We walked through the forest quietly. I was reminded of how many times we had done this in our lives and why all of this happened now.
“Good thing I didn’t ask her out again,” Dante finally said and heaved a sigh.
“I’m sorry, buddy. Maybe you’ll find a nice werewolf lady.”
I kept turning around, seeing things out of the corner of my eye and more than one duende on our tail. None of it was threatening but definitely distracting. I don’t know how I thought the forest was quiet. If I brushed past a tree, I could feel it singing in my skin. There were other sounds that I couldn’t place. Whispers, soft songs, the echo of laughter.
“You okay?” Dante asked.
“Yeah, it’s just there are a lot of things in here that I wasn’t aware of.”
“You aren’t going to explode, are you?”
“Don’t think so.”
We fell silent again and I looked up at the trees and thought I saw something with wings whiz by. I wanted to point it out, but I wasn’t sure if Dante could even see the things that I could see.
“What are we going to do?” Dante asked, jerking me out of my observations.
I blinked and looked at him. “What do you mean?”
“Us. This. We don’t- whatever we do, we don’t have to help them, you know. From what I have gathered, you are only obligated to the wolf that bit you. You weren't even bitten. The one that bit me is dead. We could..." Dante trailed off and shrugged.
“I don’t have a choice. I already owe them. And Artie is the only one that I know that can give me answers,” I said.
Dante was quiet.
“Why don’t you want to help them?” I asked.
“I don’t know. They haven’t been anything but kind to me, but it feels like we got adopted into one of the weirdest families ever.”
“You don’t like Celia because she dumped Marcus,” I accused.
“Marcus may be my brother but he probably deserved it,” Dante said.
I couldn’t argue that. Marcus was one of the biggest assholes I had ever come across in my life and he was actually nice to me. He had a lot of anger against Dante for some unfathomable reason. I could only guess that it had something to do with all of this we just discovered.
“It feels like the three of them are their own thing and we are our own thing and we got smooshed together,” Dante finally blurted out. “Like when we aren’t around, they are really who they are and we are only who we are when we aren’t around anyone else.”
Although my friend wasn’t terribly articulate, I understood what he meant. Sometimes it felt like we were intruding on something that we were never meant to see.
“Maybe with them we could be ourselves, too,” I suggested.

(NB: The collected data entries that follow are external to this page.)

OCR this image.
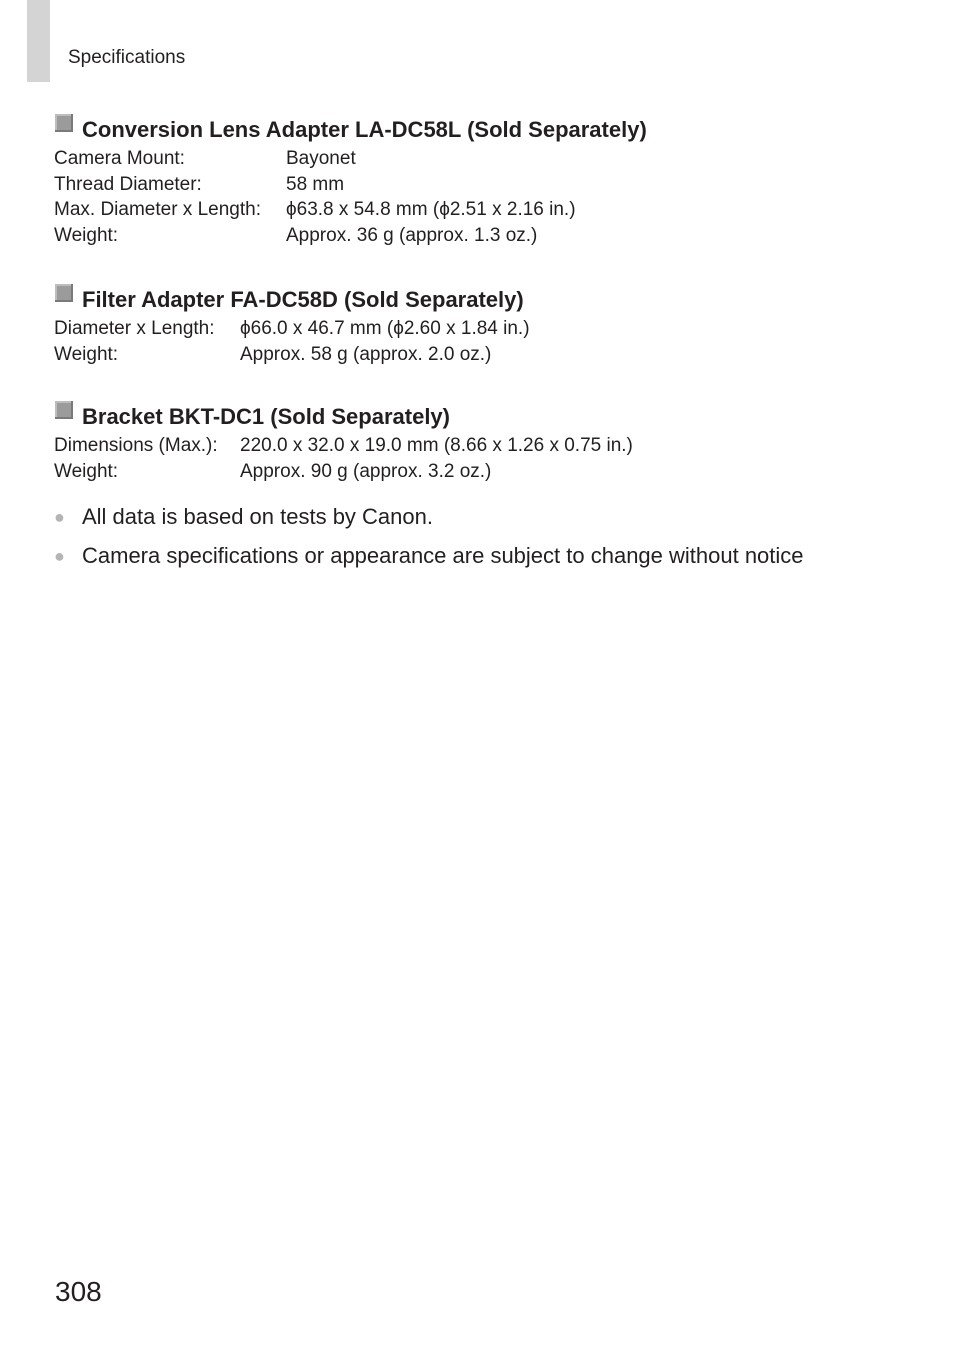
Specifications
Conversion Lens Adapter LA-DC58L (Sold Separately)
Camera Mount:	Bayonet
Thread Diameter:	58 mm
Max. Diameter x Length:	ϕ63.8 x 54.8 mm (ϕ2.51 x 2.16 in.)
Weight:	Approx. 36 g (approx. 1.3 oz.)
Filter Adapter FA-DC58D (Sold Separately)
Diameter x Length:	ϕ66.0 x 46.7 mm (ϕ2.60 x 1.84 in.)
Weight:	Approx. 58 g (approx. 2.0 oz.)
Bracket BKT-DC1 (Sold Separately)
Dimensions (Max.):	220.0 x 32.0 x 19.0 mm (8.66 x 1.26 x 0.75 in.)
Weight:	Approx. 90 g (approx. 3.2 oz.)
● All data is based on tests by Canon.
● Camera specifications or appearance are subject to change without notice
308
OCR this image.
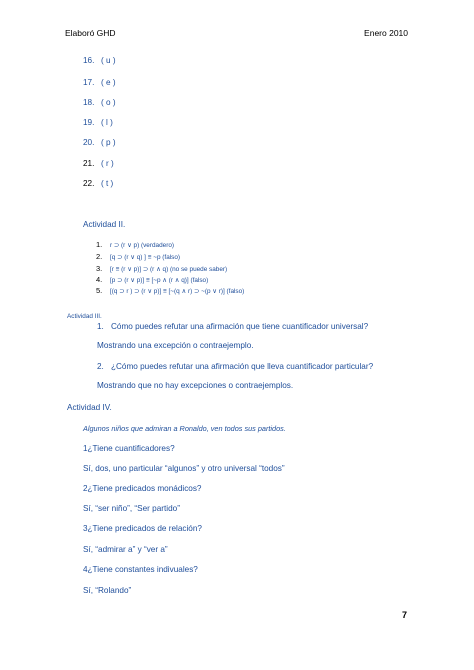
Elaboró GHD	Enero 2010
16. ( u )
17. ( e )
18. ( o )
19. ( l )
20. ( p )
21. ( r )
22. ( t )
Actividad II.
1. r ⊃ (r ∨ p) (verdadero)
2. [q ⊃ (r ∨ q) ] ≡ ~p (falso)
3. [r ≡ (r ∨ p)] ⊃ (r ∧ q) (no se puede saber)
4. [p ⊃ (r ∨ p)] ≡ [~p ∧ (r ∧ q)] (falso)
5. [(q ⊃ r ) ⊃ (r ∨ p)] ≡ [~(q ∧ r) ⊃ ~(p ∨ r)] (falso)
Actividad III.
1. Cómo puedes refutar una afirmación que tiene cuantificador universal?
Mostrando una excepción o contraejemplo.
2. ¿Cómo puedes refutar una afirmación que lleva cuantificador particular?
Mostrando que no hay excepciones o contraejemplos.
Actividad IV.
Algunos niños que admiran a Ronaldo, ven todos sus partidos.
1¿Tiene cuantificadores?
Sí, dos, uno particular “algunos” y otro universal “todos”
2¿Tiene predicados monádicos?
Sí, “ser niño”, “Ser partido”
3¿Tiene predicados de relación?
Sí, “admirar a” y “ver a”
4¿Tiene constantes indivuales?
Sí, “Rolando”
7
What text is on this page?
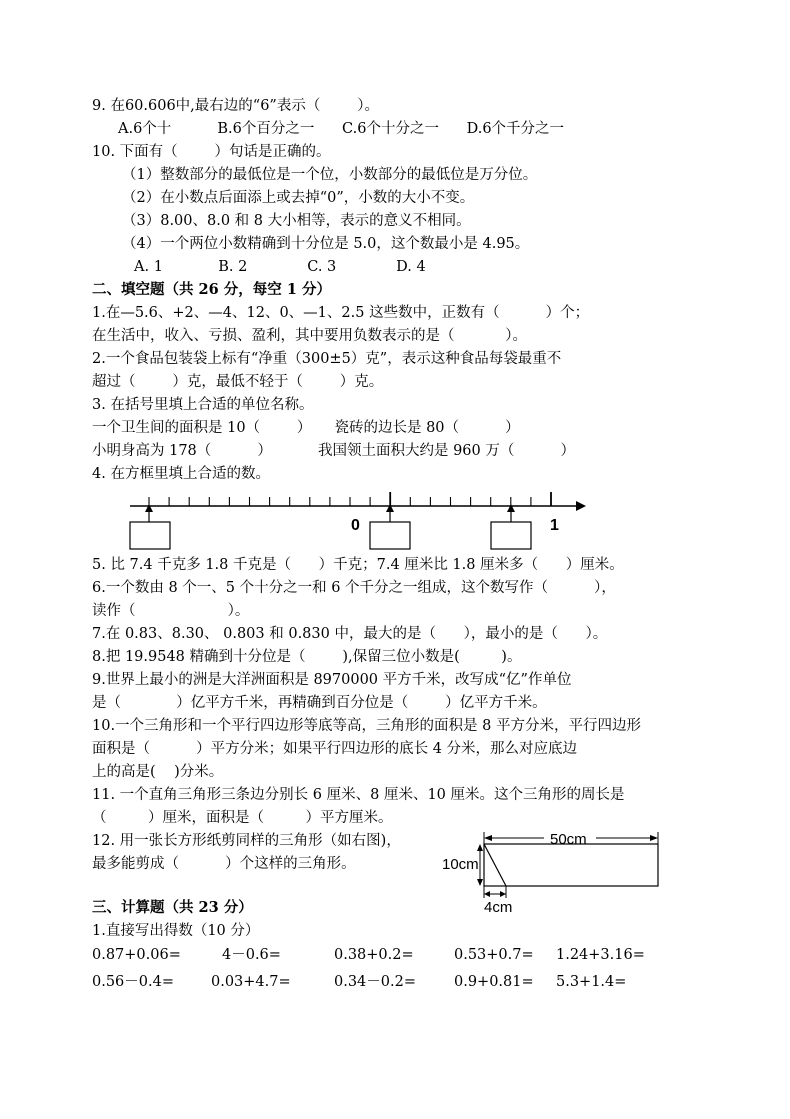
9. 在60.606中,最右边的“6”表示（        ）。
A.6个十          B.6个百分之一      C.6个十分之一      D.6个千分之一
10. 下面有（        ）句话是正确的。
（1）整数部分的最低位是一个位，小数部分的最低位是万分位。
（2）在小数点后面添上或去掉“0”，小数的大小不变。
（3）8.00、8.0 和 8 大小相等，表示的意义不相同。
（4）一个两位小数精确到十分位是 5.0，这个数最小是 4.95。
A. 1            B. 2             C. 3             D. 4
二、填空题（共 26 分，每空 1 分）
1.在—5.6、+2、—4、12、0、—1、2.5 这些数中，正数有（          ）个；
在生活中，收入、亏损、盈利，其中要用负数表示的是（           ）。
2.一个食品包装袋上标有“净重（300±5）克”，表示这种食品每袋最重不
超过（        ）克，最低不轻于（        ）克。
3. 在括号里填上合适的单位名称。
一个卫生间的面积是 10（        ）     瓷砖的边长是 80（          ）
小明身高为 178（          ）          我国领土面积大约是 960 万（          ）
4. 在方框里填上合适的数。
0	1
5. 比 7.4 千克多 1.8 千克是（      ）千克；7.4 厘米比 1.8 厘米多（      ）厘米。
6.一个数由 8 个一、5 个十分之一和 6 个千分之一组成，这个数写作（          ），
读作（                    ）。
7.在 0.83、8.30、 0.803 和 0.830 中，最大的是（      ），最小的是（      ）。
8.把 19.9548 精确到十分位是（        ),保留三位小数是(         )。
9.世界上最小的洲是大洋洲面积是 8970000 平方千米，改写成“亿”作单位
是（            ）亿平方千米，再精确到百分位是（        ）亿平方千米。
10.一个三角形和一个平行四边形等底等高，三角形的面积是 8 平方分米，平行四边形
面积是（          ）平方分米；如果平行四边形的底长 4 分米，那么对应底边
上的高是(    )分米。
11. 一个直角三角形三条边分别长 6 厘米、8 厘米、10 厘米。这个三角形的周长是
（         ）厘米，面积是（         ）平方厘米。
12. 用一张长方形纸剪同样的三角形（如右图)，
最多能剪成（          ）个这样的三角形。
50cm
10cm
4cm
三、计算题（共 23 分）
1.直接写出得数（10 分）
0.87+0.06=	4－0.6=	0.38+0.2=	0.53+0.7= 1.24+3.16=
0.56－0.4=	0.03+4.7=	0.34－0.2=	0.9+0.81= 5.3+1.4=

“I’m only me when I’m with you,” Dante muttered and kicked a rock. We watched it fly far past our field of vision.
“Aw, buddy. I love you too,” I said.
“You know what I mean,” he said.
And I did, just like I always did. Even when I was little and Dante’s vocabulary hadn’t caught up to mine, I was able to understand what he was trying to say and worked as a translator, more often than not. There wasn’t a point in my life when I didn’t have Dante around. My mom liked to talk about the day we were born and how our bassinets were side by side in the hospital. From the very start, I had him and he had me.
It made dating damn near impossible, but that was something that we had to learn to deal with.
I loved him like I would have loved a twin brother. I didn’t know a world without him. I’m not sure I would have been able to understand a world without him.
“Let’s think about it. We’ll go home-”
“To the dorms? Where Savannah knows where we are and where you might explode and I might break the building?”
“We’ll go back to mom’s house and think things over there. It’s been three days for you. I woke up this morning.”
Dante nodded. “I just don’t know about jumping in with them right away.”
I didn’t disagree. He had a point. The only problem was, I didn’t know what we would do without the Ortegas.